The team has just revealed a novel new 3D printing process that doesn’t “print” the object at all, but rather pulls it straight out of a gooey liquid. The system, which the scientists have nicknamed the “replicator” in honor of the futuristic tech of Star Trek, is capable of creating incredibly smooth, flexible objects that just aren’t possible with regular 3D printing.
The key to the replicator’s power is a light-sensitive gel-like liquid that hardens when hit by a certain intensity of light. The liquid is poured into a transparent cylinder and placed in front of a projector. Using a 3D model of the object to be replicated, a computer tells the projector what patterns to beam onto the cylinder as the container rotates. The work was published in Science.
This process hardens specific areas of the gel, creating a rigid 3D shape within the liquid which can then be removed.
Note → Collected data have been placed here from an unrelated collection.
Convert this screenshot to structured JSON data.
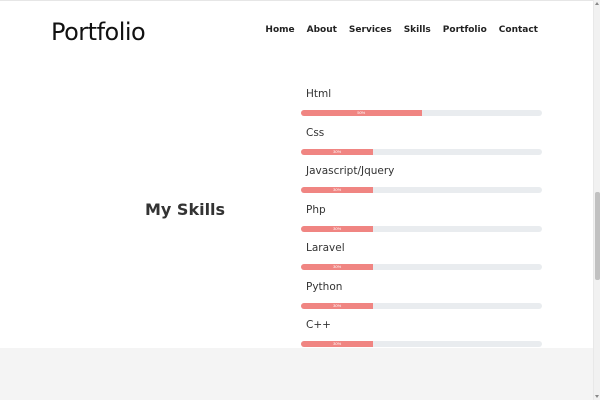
{
  "header": {
    "brand": "Portfolio",
    "nav": [
      "Home",
      "About",
      "Services",
      "Skills",
      "Portfolio",
      "Contact"
    ]
  },
  "skills_section": {
    "heading": "My Skills",
    "items": [
      {
        "label": "Html",
        "percent": 50,
        "percent_text": "50%"
      },
      {
        "label": "Css",
        "percent": 30,
        "percent_text": "30%"
      },
      {
        "label": "Javascript/Jquery",
        "percent": 30,
        "percent_text": "30%"
      },
      {
        "label": "Php",
        "percent": 30,
        "percent_text": "30%"
      },
      {
        "label": "Laravel",
        "percent": 30,
        "percent_text": "30%"
      },
      {
        "label": "Python",
        "percent": 30,
        "percent_text": "30%"
      },
      {
        "label": "C++",
        "percent": 30,
        "percent_text": "30%"
      }
    ]
  },
  "colors": {
    "bar_fill": "#f08582",
    "bar_track": "#e9ecef",
    "footer_band": "#f4f4f4"
  }
}
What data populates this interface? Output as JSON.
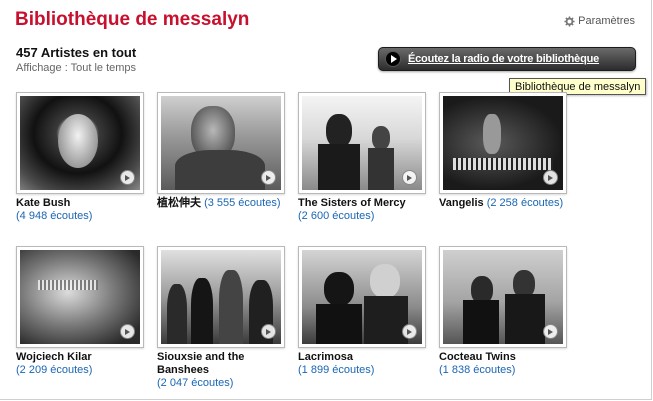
{
  "page": {
    "title": "Bibliothèque de messalyn",
    "settings_label": "Paramètres",
    "artist_count": "457 Artistes en tout",
    "period": "Affichage : Tout le temps",
    "radio_button_label": "Écoutez la radio de votre bibliothèque",
    "tooltip": "Bibliothèque de messalyn"
  },
  "artists": [
    {
      "name": "Kate Bush",
      "plays": "(4 948 écoutes)"
    },
    {
      "name": "植松伸夫",
      "plays": "(3 555 écoutes)"
    },
    {
      "name": "The Sisters of Mercy",
      "plays": "(2 600 écoutes)"
    },
    {
      "name": "Vangelis",
      "plays": "(2 258 écoutes)"
    },
    {
      "name": "Wojciech Kilar",
      "plays": "(2 209 écoutes)"
    },
    {
      "name": "Siouxsie and the Banshees",
      "plays": "(2 047 écoutes)"
    },
    {
      "name": "Lacrimosa",
      "plays": "(1 899 écoutes)"
    },
    {
      "name": "Cocteau Twins",
      "plays": "(1 838 écoutes)"
    }
  ],
  "colors": {
    "title": "#c8102e",
    "link": "#1a66b3"
  },
  "icons": {
    "settings": "gear-icon",
    "radio": "play-icon"
  }
}
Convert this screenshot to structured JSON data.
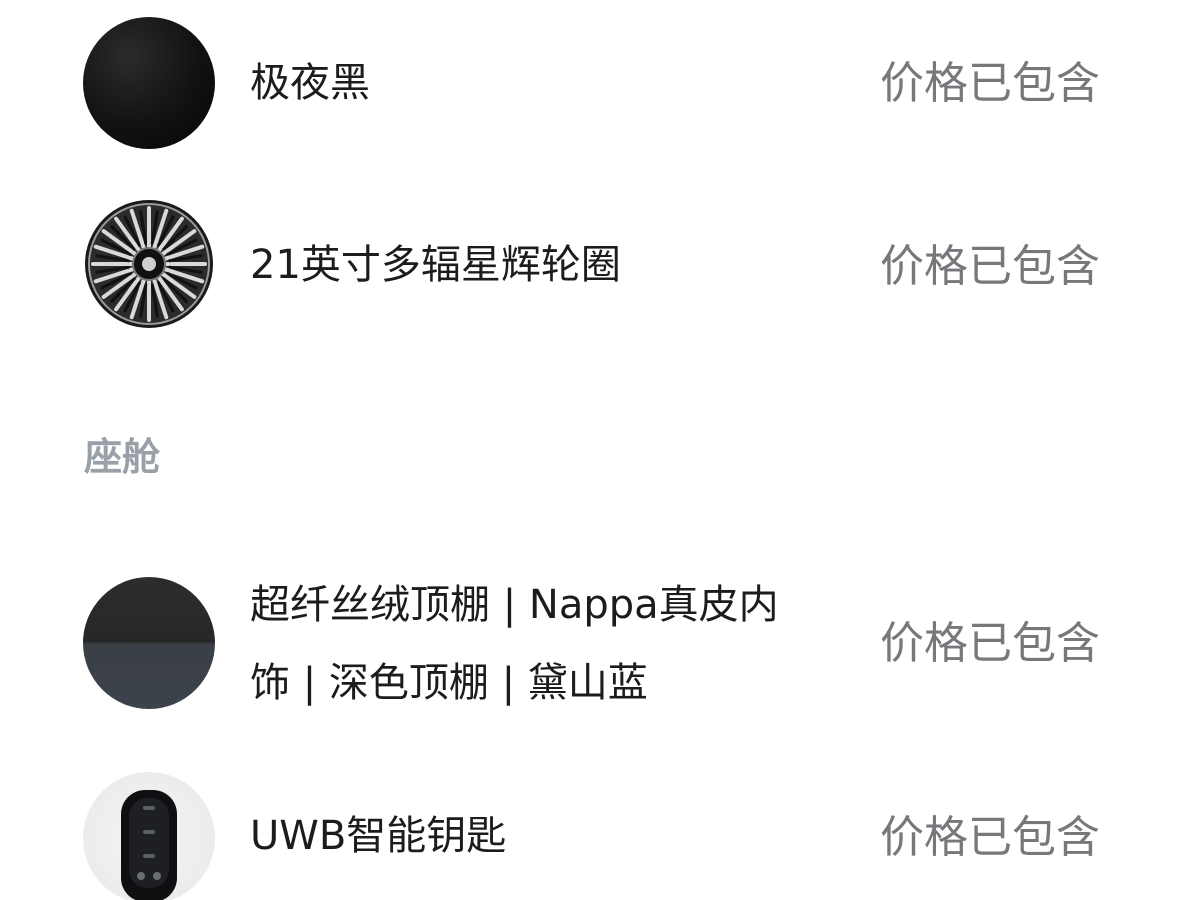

The result is a smooth object with greater detail than you’d normally see from something produced by a 3D printer.
“Basically, you’ve got an off-the-shelf video projector, which I literally brought in from home, and then you plug it into a laptop and use it to project a series of computed images, while a motor turns a cylinder that has a 3D-printing resin in it,” Hayden Taylor, senior author of the research, said in a statement emphasizing the system’s simplicity. “Obviously there are a lot of subtleties to it—how you formulate the resin, and, above all, how you compute the images that are going to be projected, but the barrier to creating a very simple version of this tool is not that high.”
Obviously such a system would need to be refined quite a bit before it could catch up with traditional 3D printing in terms of marketability, but it’s already showing a lot of promise and could be useful in a variety of applications.